Over time, we learned that how we conducted our development process would inform how potential internal users perceived the end result. These projects gained real traction only when staffed by production-experienced engineers 100% dedicated to building software, with schedules and support identical to the rest of Google’s software development. Building common software transparently, like clockwork, with great communication (“We’ll have X done by Y date”), greatly improved the speed of migration to the new system. People already trusted the new system because they could observe how it was developed from an early stage. Perceptions of how the sausage is made turned out to be more important than we anticipated from the get-go. Our initial thought that “if you build something great, people will naturally flock to it” didn’t hold true. Rather, these projects had to be clearly defined, well advertised in advance, evaluated against a multitude of user cases (targeted to the grumpiest adopters first), leaps and bounds better than existing options, and adoptable with little to no effort.

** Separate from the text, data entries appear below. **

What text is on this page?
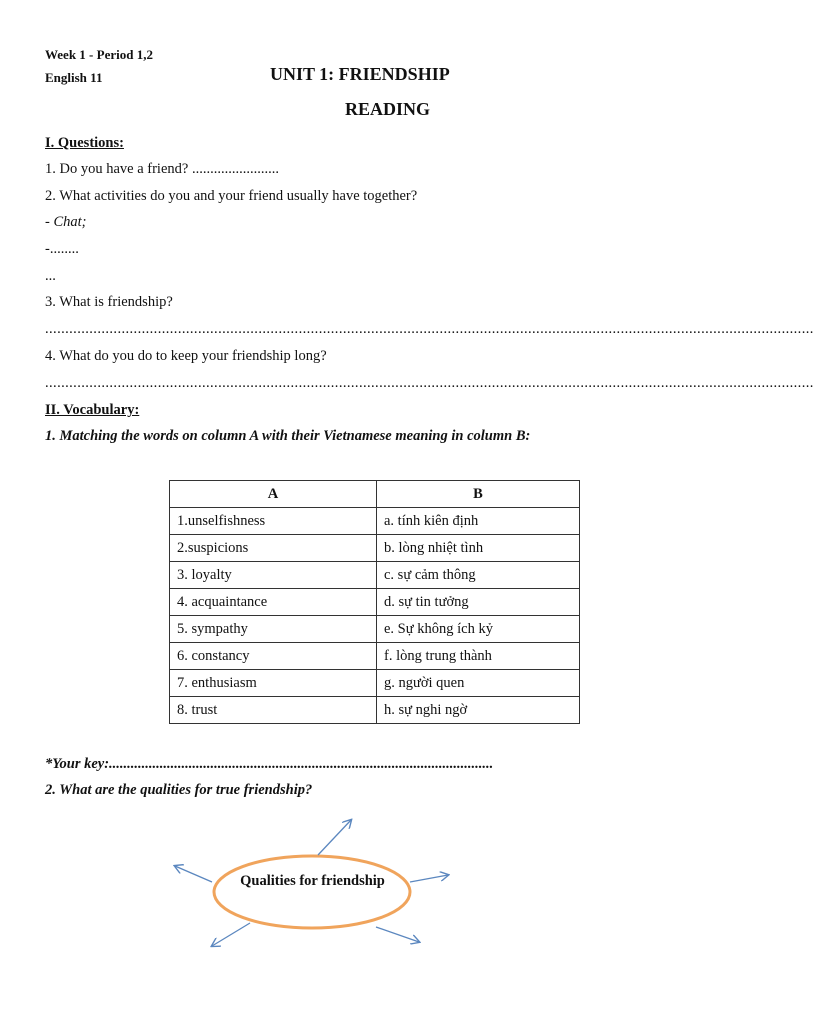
Week 1 - Period 1,2
English 11	UNIT 1: FRIENDSHIP
READING
I. Questions:
1. Do you have a friend? ........................
2. What activities do you and your friend usually have together?
- Chat;
-........
...
3. What is friendship?
...............................................................................................................................................................................................
4. What do you do to keep your friendship long?
...............................................................................................................................................................................................
II. Vocabulary:
1. Matching the words on column A with their Vietnamese meaning in column B:
A	B
1.unselfishness	a. tính kiên định
2.suspicions	b. lòng nhiệt tình
3. loyalty	c. sự cảm thông
4. acquaintance	d. sự tin tưởng
5. sympathy	e. Sự không ích kỷ
6. constancy	f. lòng trung thành
7. enthusiasm	g. người quen
8. trust	h. sự nghi ngờ
*Your key:..........................................................................................................
2. What are the qualities for true friendship?
Qualities for friendship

The more consumers you have for common tooling and adoption, the more time you actually have to spend doing things other than writing code. This may sound obvious in retrospect, but clear end goals, believable dates, regular updates, and constant contact with consumers is paramount. Often skeptical consumers will ask, “If my current one-off shell script works okay, do I really need this?” Adoption of common software or processes is analogous to reliability as a feature—you may build the best thing in the world, but if people don’t adopt it (or can’t use it if it’s not reliable), it’s not useful to anyone. Having a plan for adoption—from champions to beta testers to executive sponsors to dedicated engineers who understand the importance of minimizing barriers to adoption—is both the end goal and the starting point when it comes to building and adopting common tools and practices.

This is because adoption drives a network effect: as the scale and reach of common software tools increases, incremental improvements to those tools are more valuable to the organization. As the value of the tools increases, development effort dedicated to them also tends to increase. Some of this development effort naturally goes toward further reducing migration costs, incentivizing greater adoption. Broad adoption encourages building organization-wide improvements in a consistent, product-like fashion, and justifies staffing full teams to support the tools for the long term. These tools should be characterized by rapid development, feature stability, common control surfaces, and automatable APIs.

When it comes to measuring the impact of such efforts, we can ask questions similar to the following:

  • How quickly can a new product developer build and manage a world-scale service?

  • Enabled by common tools and practices, how easily can an SRE in one domain move to another domain?

  • How many services can be managed with the same primitives, as end-to-end user experiences versus separate services?

These are all possible and highly valuable ways to measure impact, but our first measurement must be adoption.

1 Elisabeth Kübler-Ross, On Death and Dying: What the Dying Have to Teach Doctors, Nurses, Clergy and Their Own Families (New York: Scribner, 1969).